# Hotel reviews and geographical, demographic, economic data
### Data Engineering Capstone Project

#### Project Summary
This is a data engineering (ETL) project to combine data related to hotels from disparate sources, while also adding some additional data to enable some different kinds of analyses. The data sets used (explained in detail in the next section) include hotel review data scraped from Booking.com (with some sentiment analysis features included), data from Google maps, airport data, and tourism, economic, financial and political data from UN Agencies and a few other sources.

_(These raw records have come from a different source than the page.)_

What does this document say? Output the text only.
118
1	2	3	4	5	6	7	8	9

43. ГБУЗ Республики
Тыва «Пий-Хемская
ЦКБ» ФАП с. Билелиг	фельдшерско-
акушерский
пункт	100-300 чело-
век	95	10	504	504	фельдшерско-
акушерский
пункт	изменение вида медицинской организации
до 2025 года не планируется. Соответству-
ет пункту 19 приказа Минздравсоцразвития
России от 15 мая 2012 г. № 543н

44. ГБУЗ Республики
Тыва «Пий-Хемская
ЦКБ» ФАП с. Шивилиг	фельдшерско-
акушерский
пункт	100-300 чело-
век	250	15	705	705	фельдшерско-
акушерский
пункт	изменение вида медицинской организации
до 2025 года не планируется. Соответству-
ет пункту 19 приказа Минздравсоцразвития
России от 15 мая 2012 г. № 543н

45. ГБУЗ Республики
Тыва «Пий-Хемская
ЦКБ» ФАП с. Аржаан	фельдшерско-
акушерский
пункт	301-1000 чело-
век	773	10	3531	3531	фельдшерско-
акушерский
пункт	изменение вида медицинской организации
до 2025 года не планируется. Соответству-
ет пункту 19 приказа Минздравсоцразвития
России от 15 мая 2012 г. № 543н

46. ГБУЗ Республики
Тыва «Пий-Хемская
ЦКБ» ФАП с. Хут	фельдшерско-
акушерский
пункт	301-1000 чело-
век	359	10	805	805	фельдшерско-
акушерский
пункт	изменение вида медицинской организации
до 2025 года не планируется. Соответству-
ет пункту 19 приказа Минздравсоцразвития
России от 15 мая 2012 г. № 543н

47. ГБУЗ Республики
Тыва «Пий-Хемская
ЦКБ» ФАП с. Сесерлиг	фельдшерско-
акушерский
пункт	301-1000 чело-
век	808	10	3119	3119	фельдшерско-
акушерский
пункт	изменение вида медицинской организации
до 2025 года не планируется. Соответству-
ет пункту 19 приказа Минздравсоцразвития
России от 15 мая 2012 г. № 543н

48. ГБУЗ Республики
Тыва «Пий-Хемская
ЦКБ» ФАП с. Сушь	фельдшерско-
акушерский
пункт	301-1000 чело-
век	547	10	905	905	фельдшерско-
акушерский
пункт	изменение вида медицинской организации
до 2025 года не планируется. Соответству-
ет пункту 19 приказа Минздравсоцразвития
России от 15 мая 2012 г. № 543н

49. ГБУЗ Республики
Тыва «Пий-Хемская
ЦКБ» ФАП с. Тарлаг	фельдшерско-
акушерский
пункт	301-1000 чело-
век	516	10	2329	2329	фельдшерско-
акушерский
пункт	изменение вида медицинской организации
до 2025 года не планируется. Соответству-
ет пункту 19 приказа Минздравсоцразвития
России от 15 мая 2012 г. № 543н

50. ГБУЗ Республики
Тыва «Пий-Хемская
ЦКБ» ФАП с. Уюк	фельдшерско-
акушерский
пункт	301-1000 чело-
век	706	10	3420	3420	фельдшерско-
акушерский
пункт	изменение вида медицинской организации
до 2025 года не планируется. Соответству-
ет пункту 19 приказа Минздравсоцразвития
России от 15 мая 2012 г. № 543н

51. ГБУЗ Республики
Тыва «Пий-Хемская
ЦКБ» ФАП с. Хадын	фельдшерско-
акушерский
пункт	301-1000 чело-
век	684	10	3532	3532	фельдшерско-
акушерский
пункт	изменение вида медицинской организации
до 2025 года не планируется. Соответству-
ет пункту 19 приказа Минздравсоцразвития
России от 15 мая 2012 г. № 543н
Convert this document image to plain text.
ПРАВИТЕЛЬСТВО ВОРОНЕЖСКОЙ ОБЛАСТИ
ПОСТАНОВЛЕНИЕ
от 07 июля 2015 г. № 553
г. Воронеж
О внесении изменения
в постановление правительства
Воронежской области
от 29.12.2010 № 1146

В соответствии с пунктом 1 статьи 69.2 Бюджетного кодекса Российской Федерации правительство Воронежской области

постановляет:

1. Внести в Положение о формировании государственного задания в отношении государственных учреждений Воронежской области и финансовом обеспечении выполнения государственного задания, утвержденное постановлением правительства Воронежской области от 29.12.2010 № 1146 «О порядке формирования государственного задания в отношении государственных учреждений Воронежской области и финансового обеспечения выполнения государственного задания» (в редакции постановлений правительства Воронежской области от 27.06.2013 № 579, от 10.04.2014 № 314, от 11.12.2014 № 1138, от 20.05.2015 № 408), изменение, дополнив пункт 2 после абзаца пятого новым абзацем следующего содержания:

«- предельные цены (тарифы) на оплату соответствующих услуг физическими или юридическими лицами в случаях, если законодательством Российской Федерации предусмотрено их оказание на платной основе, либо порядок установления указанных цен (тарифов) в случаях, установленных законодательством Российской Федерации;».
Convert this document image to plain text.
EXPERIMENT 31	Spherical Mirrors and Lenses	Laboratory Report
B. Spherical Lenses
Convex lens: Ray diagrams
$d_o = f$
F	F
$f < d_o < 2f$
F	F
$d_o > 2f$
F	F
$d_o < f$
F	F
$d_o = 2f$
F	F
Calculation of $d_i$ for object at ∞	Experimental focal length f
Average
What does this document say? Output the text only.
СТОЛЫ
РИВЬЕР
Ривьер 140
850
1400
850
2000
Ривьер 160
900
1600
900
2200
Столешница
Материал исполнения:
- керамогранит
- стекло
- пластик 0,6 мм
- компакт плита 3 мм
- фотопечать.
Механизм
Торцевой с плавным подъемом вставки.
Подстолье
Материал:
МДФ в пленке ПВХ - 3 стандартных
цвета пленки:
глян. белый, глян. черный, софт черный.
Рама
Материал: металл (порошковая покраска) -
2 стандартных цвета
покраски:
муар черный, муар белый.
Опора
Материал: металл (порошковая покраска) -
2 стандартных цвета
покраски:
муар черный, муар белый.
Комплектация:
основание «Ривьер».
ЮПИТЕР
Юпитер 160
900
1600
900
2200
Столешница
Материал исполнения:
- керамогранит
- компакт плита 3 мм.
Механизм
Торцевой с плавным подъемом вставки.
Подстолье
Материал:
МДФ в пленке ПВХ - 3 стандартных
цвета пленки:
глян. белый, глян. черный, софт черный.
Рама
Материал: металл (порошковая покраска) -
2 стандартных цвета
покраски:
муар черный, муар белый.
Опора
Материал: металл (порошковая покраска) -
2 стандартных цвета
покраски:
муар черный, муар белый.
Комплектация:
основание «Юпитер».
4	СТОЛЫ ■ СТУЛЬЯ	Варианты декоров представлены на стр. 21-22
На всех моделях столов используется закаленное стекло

A number of analyses can be done: based on reviewers' nationalities (and some political/economic/ indicators of their nationalities), on the hotel country, on the number of reviews for a hotel, number of ratings, and so on.  For this project, the tools used are Apache Spark (Pyspark), Pandas, Amazon S3, Amazon Athena, Airflow and Amazon Redshift. 

The project follows the follow steps:
* Step 1: Scope the Project and Gather Data
* Step 2: Explore and Assess the Data
* Step 3: Define the Data Model
* Step 4: Run ETL to Model the Data
* Step 5: Complete Project Write Up

In [23]:
! pip install jsonlines

Collecting jsonlines
  Downloading https://files.pythonhosted.org/packages/4f/9a/ab96291470e305504aa4b7a2e0ec132e930da89eb3ca7a82fbe03167c131/jsonlines-1.2.0-py2.py3-none-any.whl
Installing collected packages: jsonlines
Successfully installed jsonlines-1.2.0


In [24]:
# Do all imports and installs here
import pandas as pd
from pyspark.sql import SparkSession
import pyspark.sql.functions as F
import jsonlines

In [3]:
spark = SparkSession.builder\
                     .config("spark.jars.packages","org.apache.hadoop:hadoop-aws:2.7.0")\
                     .getOrCreate()

### Step 1: Scope the Project and Gather Data

#### Scope 
Explain what you plan to do in the project in more detail. What data do you use? What is your end solution look like? What tools did you use? etc>

### The main goals of my project are: 
1. to get a data set of hotel reviews in Europe and supplement it with data from Google Maps (Google Local). This will create a much richer data set as it would allow us to utilise things like the working hours of the hotel.
2. to add in information about the nearest airport to our hotels.
3. the original reviews data set is meant for sentiment analysis. I want to enable the end user to do many more kinds of analyses. I use data from the UN and other agencies about the countries (both hotels' countries and the reviewer's countries) to allow additional analyses to see if there are patterns in reviews based on reviewers' nationality and its relation to the country where the hotel is located. For this, I use tourism data, economic, political and demographic data.
4. to build a dimensional model with a central 'reviews' factless fact table and dimensions related to hotels, airports, addresses and time. An additional fact table containing various measures related to countries will also be present.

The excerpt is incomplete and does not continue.